Container Service for Kubernetes:(Deprecated) ACK Release Notes for Kubernetes 1.31

CephFS volume plug-in removed

The built-in CephFS volume plug-in kubernetes.io/cephfs is removed in 1.31. Use the CephFS CSI driver instead.

If your cluster uses the CephFS volume plug-in, re-deploy your application to use the CephFS CSI driver after upgrading to 1.31.

CephRBD volume plug-in removed

The built-in CephRBD volume plug-in kubernetes.io/rbd is removed in 1.31. Use the RBD CSI driver instead.

If your cluster uses the CephRBD volume plug-in, re-deploy your application to use the RBD CSI driver after upgrading to 1.31.

CSIMigrationPortworx enabled by default

The CSIMigrationPortworx feature gate is enabled by default, migrating volumes from the legacy embedded Portworx plug-in to the Portworx CSI plug-in.

If you use Portworx as a storage solution, install and configure the Portworx CSI plug-in before upgrading to 1.31.

Workload scheduling

MatchLabelKeysInPodAffinity promoted to beta (enabled by default)

To resolve scheduling conflicts during rolling updates where pods violate affinity and anti-affinity rules, specify the new matchLabelKeys and mismatchLabelKeys fields in podAffinity and podAntiAffinity. The scheduler uses these fields to distinguish old pods from new pods during a rollout. See matchLabelKeys and mismatchLabelKeys.

Storage

RecursiveReadOnlyMounts promoted to beta (enabled by default)

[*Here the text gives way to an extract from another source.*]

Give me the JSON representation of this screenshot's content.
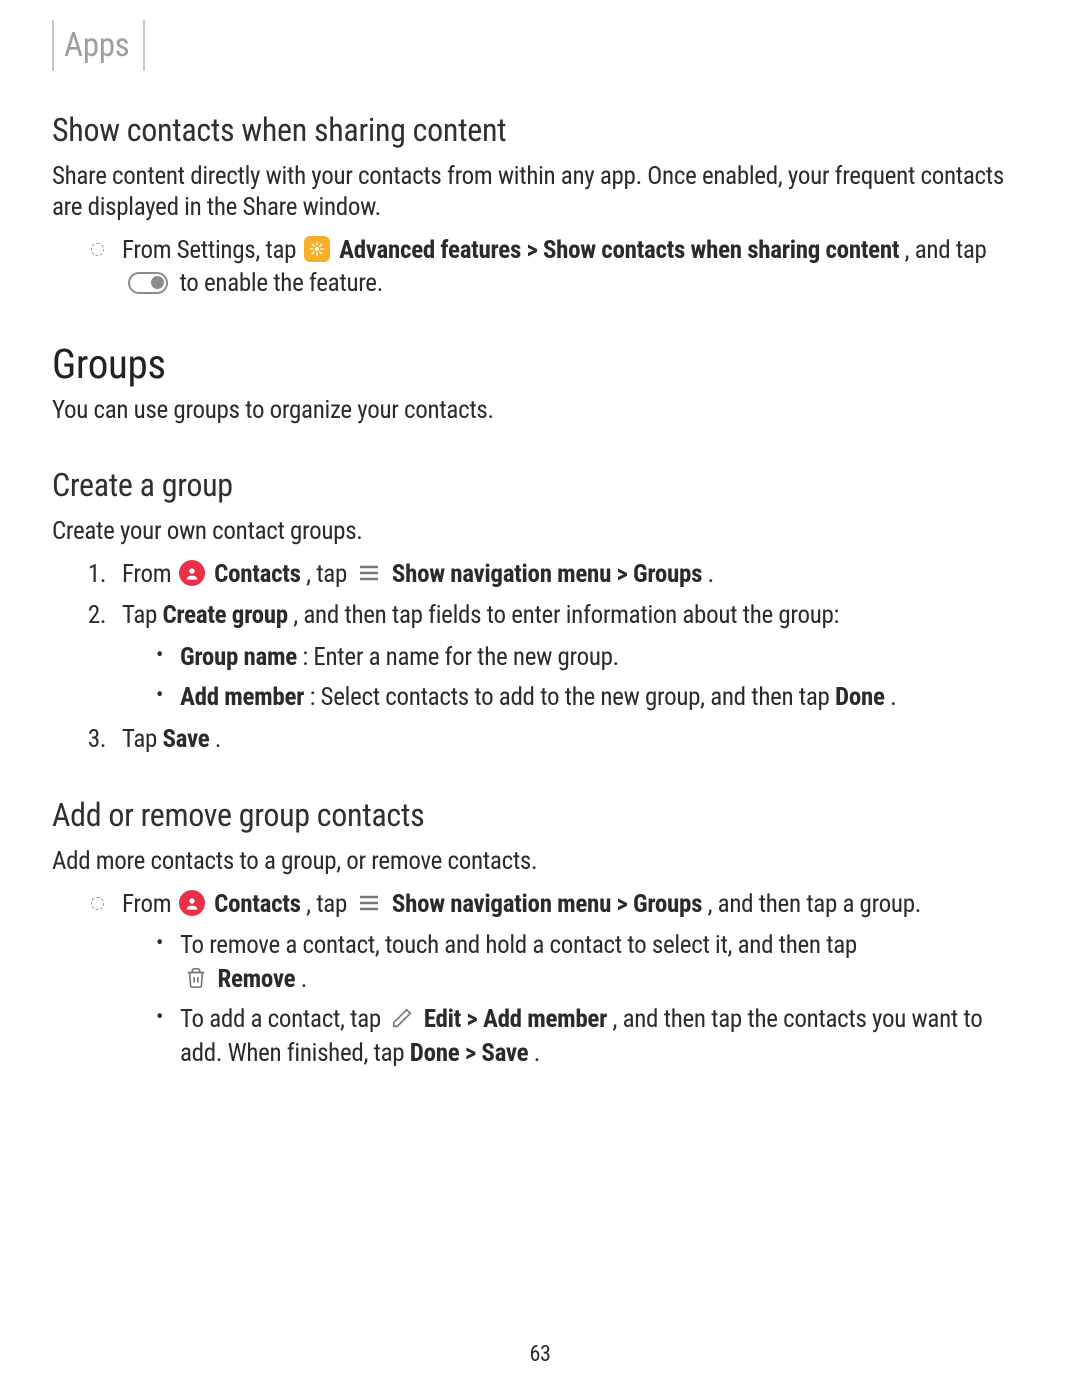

Volumes mounted to pods can now be made recursively read-only. All subdirectories and files under the mount are set to read-only mode. See Recursive read-only mounts.

HonorPVReclaimPolicy promoted to beta (enabled by default)

Finalizers can now be added to a PersistentVolume (PV) to ensure that a PV with the Delete reclaim policy is deleted only after the associated backing storage is deleted. See PersistentVolume deletion protection finalizer.

Workloads

JobSuccessPolicy promoted to beta (enabled by default)

A success policy can now be configured for Indexed Jobs. See Job success policy.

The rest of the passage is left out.